Here's An Almost-Healthy Way To Use Up That Leftover Halloween Candy
What's the best part of Halloween — the candy or the dressing up? Every kid on your block would probably answer with an outstretched bucket in one hand and a threatening rotten egg in the other. As such, you likely buy more candy to hand out than you need to avoid angering the little demons, ghosts, and witches.
But as November stretches on, that pile of unused candy becomes daunting. There's nothing wrong with a binge or two in moderation, but there are more creative ways to use up the pile. One of the better methods that helps avoid the season's traditional binging-of-the-chocolate is to mix it up into trail mix.

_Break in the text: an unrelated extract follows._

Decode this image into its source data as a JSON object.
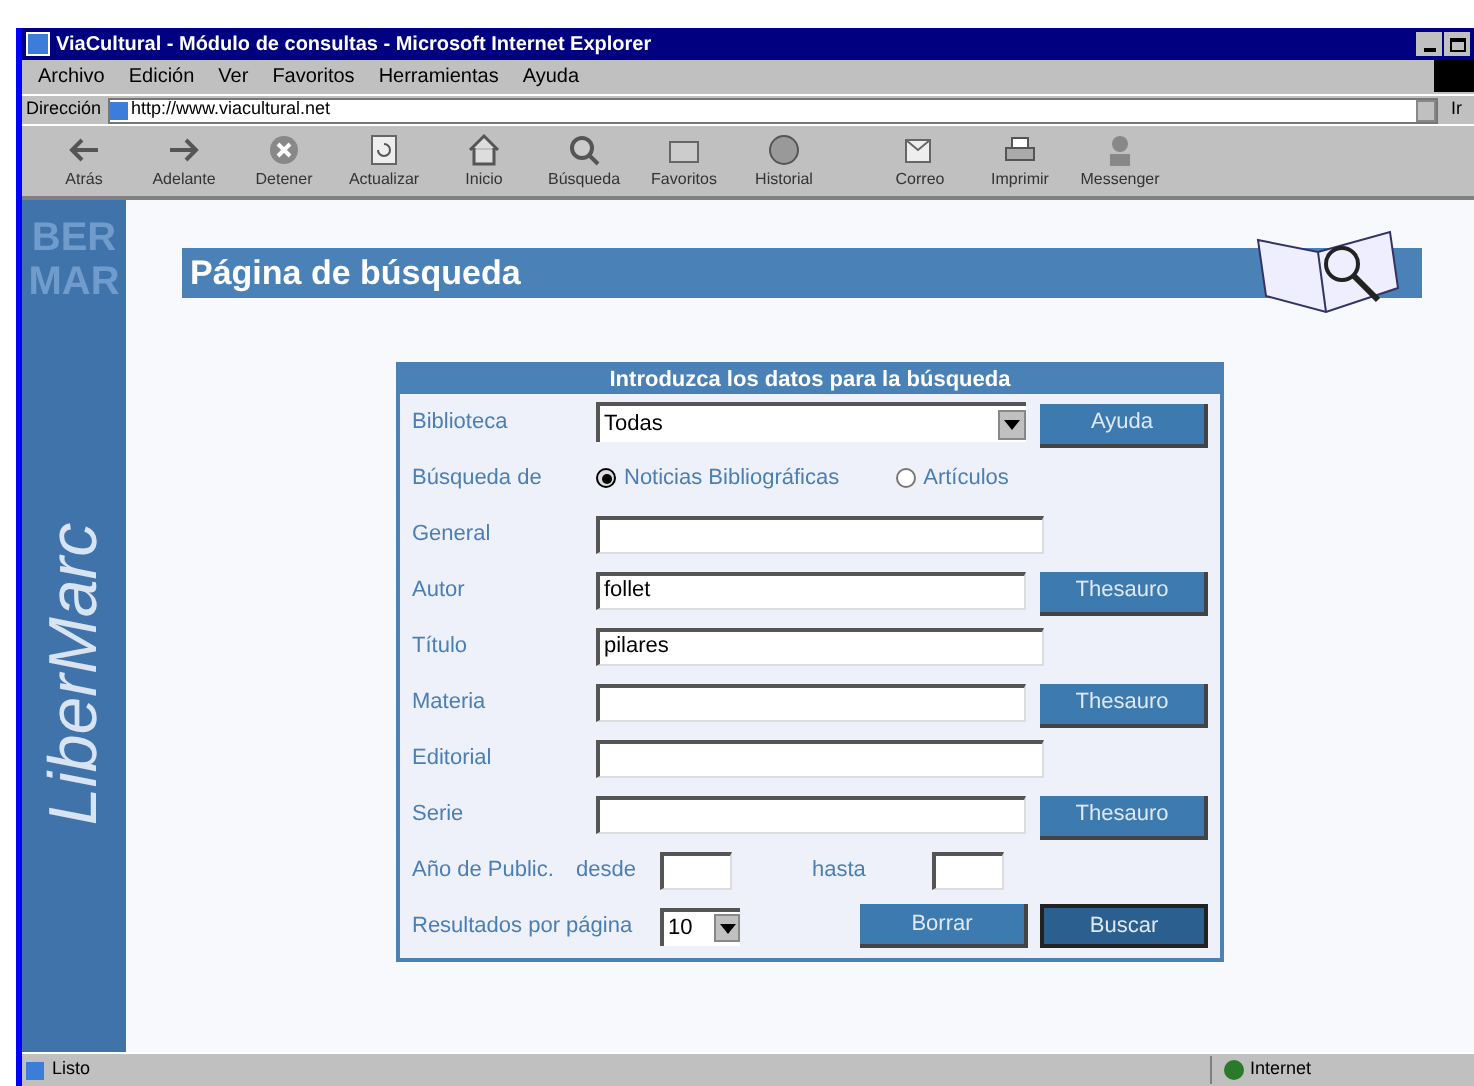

What's brilliant about this method is you can make it as easy or involved as you want. You could mix any given M&M flavor with some nuts and call it a day, for example, or you could get out your cauldron and throw a dozen different candies and ingredients together. There's genuinely no wrong combination.
How to make your own trail mix with leftover Halloween candy
The list of candies available during this time of year is daunting, to say the least. To stay focused, let's consider the top three best-selling Halloween candies of 2022 (via Instacart), starting with the number one: Reese's peanut butter cups. There's plenty of chocolate and nuttiness in Reese's, so you want to add more flavor layers. Dried fruits are perfect for this, but that leaves you with only soft foods. To complete this trail mix, add some crunchy bits. Small pretzels in all their forms are great, or you could mix in some traditional Chex Mix.
The numbers two and three, peanut and regular M&Ms, are already a mainstay of trail mixes so let's get weird with them. Once you've put together a pretty standard trail mix (M&Ms, some fruit and nuts, maybe some other crunchy bits), go a step further and add that mix to some cookie dough for trail mix cookies. Nobody said trail mix had to be health-focused all the time.